The other day I wondered allowed if I’d missed some big John McCain national service speech. He’d been a big advocate of civilian service for years but I hadn’t heard anything about it, while Obama has been emphasizing it (more about Obama’s plan here).
Paul Glastris, the editor of the Washington Monthly, which published McCain’s plea for national service a few years back, provides the answer: McCain has indeed stopped talking about it:
Whatever the reason, the Arizona senator has spent this presidential season eloquently exhorting young people to “serve a cause higher than self” while studiously avoiding mention of any new measures to create more opportunities for such service. He took a weeklong “Service to America” speaking tour this spring, during which he said nothing about national service. His website is bereft of information on the subject. When reporters ask his campaign for anything in writing on the candidate’s national service agenda, they are sent copies of his 2001 Washington Monthly article.
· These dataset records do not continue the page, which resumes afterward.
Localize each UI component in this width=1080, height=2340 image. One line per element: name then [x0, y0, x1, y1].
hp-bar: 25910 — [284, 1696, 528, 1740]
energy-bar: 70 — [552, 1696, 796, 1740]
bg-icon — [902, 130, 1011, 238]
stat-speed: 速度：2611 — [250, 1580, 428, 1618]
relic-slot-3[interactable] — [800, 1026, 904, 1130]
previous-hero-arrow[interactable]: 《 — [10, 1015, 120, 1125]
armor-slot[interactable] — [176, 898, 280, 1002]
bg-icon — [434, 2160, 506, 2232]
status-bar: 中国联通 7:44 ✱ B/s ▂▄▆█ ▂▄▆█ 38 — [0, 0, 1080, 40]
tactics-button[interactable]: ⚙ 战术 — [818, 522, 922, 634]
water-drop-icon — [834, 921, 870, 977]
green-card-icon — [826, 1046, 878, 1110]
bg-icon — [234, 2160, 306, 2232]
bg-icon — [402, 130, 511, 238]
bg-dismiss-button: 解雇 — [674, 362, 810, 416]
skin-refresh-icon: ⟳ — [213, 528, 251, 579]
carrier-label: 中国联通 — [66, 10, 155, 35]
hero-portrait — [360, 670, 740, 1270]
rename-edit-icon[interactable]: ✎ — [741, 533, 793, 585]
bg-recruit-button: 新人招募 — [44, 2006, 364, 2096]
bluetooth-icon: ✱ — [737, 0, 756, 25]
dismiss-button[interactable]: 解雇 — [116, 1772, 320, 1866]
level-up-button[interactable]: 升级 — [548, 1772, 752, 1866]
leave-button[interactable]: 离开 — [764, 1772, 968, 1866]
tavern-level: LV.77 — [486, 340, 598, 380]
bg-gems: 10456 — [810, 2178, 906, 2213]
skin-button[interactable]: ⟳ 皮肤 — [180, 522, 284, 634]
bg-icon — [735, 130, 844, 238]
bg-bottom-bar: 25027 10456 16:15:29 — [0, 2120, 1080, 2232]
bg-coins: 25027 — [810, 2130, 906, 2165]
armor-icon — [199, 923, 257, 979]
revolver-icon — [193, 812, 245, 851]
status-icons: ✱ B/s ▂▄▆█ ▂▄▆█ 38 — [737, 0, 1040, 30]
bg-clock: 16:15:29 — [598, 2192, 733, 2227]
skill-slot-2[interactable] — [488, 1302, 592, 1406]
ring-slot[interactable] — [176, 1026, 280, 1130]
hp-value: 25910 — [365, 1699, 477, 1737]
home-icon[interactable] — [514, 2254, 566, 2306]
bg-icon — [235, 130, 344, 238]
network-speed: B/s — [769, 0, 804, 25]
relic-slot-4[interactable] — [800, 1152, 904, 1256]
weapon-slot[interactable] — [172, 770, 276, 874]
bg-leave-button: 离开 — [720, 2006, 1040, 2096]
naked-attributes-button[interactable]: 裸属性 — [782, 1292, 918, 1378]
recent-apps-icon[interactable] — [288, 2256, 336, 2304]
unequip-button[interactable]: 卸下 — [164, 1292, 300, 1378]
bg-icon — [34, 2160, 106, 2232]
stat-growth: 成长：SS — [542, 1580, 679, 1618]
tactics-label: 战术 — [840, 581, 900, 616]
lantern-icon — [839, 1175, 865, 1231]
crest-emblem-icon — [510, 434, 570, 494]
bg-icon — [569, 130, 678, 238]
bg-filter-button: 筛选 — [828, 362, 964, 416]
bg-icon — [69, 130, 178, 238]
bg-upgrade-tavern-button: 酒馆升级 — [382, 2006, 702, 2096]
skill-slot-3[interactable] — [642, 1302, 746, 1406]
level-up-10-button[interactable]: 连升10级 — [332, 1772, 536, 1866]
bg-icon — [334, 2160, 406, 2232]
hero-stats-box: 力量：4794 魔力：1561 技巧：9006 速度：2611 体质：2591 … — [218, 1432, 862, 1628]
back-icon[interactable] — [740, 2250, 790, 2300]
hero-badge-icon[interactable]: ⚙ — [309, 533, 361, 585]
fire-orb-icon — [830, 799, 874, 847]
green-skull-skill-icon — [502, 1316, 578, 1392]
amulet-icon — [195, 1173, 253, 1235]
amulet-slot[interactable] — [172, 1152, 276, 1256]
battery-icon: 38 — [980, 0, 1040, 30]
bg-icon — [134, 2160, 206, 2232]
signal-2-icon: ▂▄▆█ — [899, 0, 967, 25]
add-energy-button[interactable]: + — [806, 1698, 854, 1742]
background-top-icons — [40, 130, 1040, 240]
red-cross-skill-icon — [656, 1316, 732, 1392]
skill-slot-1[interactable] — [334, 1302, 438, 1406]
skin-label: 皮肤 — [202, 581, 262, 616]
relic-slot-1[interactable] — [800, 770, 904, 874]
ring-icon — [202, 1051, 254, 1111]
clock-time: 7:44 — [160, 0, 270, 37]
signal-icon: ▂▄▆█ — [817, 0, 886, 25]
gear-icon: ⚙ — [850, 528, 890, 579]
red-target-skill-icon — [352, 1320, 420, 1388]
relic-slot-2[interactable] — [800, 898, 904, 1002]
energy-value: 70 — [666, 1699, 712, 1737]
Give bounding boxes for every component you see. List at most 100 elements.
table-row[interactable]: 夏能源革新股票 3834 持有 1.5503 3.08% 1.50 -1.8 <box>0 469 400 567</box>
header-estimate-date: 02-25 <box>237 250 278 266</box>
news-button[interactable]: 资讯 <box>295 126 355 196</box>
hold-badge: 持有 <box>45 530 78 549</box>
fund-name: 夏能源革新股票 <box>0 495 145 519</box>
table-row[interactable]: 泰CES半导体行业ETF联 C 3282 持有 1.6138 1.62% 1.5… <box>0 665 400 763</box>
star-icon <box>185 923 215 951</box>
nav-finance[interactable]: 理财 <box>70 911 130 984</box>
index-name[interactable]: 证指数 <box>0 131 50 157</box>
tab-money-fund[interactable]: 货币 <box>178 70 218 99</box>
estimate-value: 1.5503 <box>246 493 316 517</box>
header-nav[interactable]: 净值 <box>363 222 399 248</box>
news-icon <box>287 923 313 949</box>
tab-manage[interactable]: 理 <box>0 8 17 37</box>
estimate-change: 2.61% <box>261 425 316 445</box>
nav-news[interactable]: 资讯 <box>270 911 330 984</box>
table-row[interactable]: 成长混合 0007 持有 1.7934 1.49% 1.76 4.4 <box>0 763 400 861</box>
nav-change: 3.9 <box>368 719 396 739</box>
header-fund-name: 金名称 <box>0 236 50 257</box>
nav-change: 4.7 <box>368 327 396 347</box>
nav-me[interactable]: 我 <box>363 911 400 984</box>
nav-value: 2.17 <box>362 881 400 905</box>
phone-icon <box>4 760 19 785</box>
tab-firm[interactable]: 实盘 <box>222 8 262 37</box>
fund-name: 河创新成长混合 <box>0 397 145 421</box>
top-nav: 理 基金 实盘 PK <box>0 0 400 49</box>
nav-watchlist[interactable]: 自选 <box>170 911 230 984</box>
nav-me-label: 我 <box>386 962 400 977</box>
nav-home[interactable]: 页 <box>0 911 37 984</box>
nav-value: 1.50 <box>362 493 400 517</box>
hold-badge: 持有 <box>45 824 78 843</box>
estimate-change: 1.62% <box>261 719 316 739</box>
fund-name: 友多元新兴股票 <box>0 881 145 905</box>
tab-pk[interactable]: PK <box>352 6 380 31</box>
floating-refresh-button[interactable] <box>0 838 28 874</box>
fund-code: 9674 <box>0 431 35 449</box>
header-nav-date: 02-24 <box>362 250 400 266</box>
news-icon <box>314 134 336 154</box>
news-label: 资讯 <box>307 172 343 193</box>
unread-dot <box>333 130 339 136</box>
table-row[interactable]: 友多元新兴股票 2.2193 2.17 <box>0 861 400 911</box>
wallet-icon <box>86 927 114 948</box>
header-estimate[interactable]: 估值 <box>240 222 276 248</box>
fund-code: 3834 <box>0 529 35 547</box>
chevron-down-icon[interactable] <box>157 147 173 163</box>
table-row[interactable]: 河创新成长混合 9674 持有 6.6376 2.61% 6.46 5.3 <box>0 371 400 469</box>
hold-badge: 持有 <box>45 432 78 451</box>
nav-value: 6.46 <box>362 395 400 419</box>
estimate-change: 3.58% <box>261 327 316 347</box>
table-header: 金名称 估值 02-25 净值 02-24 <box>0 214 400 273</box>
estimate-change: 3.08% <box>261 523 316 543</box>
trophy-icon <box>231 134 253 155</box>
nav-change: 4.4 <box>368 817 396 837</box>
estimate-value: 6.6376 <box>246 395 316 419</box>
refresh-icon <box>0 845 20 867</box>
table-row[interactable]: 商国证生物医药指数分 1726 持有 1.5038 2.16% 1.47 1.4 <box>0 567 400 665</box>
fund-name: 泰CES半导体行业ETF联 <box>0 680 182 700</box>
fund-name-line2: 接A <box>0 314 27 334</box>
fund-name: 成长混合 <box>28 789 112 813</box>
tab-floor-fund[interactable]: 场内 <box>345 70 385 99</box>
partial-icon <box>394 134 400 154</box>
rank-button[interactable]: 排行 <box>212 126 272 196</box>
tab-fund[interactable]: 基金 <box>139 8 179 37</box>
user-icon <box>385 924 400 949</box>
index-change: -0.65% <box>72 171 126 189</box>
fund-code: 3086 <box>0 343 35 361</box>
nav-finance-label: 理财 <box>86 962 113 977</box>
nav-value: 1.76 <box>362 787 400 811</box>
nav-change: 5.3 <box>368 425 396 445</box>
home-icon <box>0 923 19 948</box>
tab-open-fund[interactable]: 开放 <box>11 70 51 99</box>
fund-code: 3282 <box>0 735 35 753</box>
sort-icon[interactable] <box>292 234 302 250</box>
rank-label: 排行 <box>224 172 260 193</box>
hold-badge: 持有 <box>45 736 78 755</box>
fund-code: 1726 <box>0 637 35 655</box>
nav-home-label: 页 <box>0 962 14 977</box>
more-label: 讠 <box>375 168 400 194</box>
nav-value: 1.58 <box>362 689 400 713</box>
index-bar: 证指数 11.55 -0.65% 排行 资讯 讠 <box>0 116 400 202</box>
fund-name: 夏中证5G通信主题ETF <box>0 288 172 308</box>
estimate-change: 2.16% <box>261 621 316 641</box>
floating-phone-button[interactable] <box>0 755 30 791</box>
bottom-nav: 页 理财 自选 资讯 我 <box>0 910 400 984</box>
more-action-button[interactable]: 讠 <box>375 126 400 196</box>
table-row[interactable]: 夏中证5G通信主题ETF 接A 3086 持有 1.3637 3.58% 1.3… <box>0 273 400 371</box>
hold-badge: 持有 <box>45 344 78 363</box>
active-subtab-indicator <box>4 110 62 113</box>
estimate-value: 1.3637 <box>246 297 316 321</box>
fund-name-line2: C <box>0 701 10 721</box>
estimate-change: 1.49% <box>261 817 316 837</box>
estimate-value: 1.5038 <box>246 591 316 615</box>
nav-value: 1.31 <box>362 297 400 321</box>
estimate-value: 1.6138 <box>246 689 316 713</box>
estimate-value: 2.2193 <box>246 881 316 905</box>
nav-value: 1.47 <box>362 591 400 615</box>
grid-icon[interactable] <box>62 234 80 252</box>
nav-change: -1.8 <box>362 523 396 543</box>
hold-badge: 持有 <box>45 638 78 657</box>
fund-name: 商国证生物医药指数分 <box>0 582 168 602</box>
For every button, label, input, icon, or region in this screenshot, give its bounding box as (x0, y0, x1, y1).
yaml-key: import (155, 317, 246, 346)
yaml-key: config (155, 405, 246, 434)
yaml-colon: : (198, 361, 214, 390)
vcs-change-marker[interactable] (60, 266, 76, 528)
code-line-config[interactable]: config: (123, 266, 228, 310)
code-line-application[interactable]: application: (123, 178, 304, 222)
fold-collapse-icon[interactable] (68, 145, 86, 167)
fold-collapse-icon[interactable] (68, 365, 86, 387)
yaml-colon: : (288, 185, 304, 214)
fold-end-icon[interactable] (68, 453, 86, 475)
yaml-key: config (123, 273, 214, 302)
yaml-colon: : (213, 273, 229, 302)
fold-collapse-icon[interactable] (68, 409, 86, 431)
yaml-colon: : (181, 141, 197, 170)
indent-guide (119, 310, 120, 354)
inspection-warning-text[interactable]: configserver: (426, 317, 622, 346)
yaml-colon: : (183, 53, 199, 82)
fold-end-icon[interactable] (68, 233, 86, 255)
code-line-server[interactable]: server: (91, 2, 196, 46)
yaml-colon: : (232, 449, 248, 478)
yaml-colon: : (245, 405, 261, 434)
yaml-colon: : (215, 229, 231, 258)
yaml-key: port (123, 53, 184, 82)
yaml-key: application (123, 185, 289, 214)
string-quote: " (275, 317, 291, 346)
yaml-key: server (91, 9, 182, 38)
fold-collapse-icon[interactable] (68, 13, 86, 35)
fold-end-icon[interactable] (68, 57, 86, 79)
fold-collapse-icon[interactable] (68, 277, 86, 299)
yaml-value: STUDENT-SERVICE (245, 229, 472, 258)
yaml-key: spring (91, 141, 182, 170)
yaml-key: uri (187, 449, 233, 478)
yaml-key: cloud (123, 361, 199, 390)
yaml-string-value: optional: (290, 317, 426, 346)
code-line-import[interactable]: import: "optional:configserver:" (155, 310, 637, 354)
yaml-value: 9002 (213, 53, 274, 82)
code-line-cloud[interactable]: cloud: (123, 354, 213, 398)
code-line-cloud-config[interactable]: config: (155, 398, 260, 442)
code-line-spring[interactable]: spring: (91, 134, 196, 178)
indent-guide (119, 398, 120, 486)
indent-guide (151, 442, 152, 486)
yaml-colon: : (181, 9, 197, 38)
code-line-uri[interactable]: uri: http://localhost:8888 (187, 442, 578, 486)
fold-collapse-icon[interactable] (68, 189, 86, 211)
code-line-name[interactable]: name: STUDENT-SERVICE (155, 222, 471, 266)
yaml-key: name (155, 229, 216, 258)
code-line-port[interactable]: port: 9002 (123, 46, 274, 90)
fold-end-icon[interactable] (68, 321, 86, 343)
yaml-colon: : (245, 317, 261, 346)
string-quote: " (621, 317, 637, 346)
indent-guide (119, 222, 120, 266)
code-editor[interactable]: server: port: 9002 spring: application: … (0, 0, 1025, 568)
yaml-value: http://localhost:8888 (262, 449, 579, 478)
Why would he shy away? One theory: while national service has become broadly popular, earning support from people like Mitt Romney and George W. Bush, it has remained unpopular with some of the most conservative anti-government parts of the party. If McCain’s challenge was juicing up the base, why talk about something would alienate the anti-government hardliners? It’s not like anyone other than a few national service junkies would notice that the stopped talking about it. So why take the risk?
One subtext of the Republican convention was that being a soldier is real service; being a community organizer (i.e. civilian service) was comical if not diabolical. If he backed a big community service proposal, perhaps that would have undermined that culture-war argument.
McCain will have a chance to rectify that today (Thursday). He and Obama will both appear at ServiceNation, a conference promoting community and national service. I’m sure he’ll talk positively about serving one’s nation. The key question is whether he’ll be specific, as he once was. I’ll report back.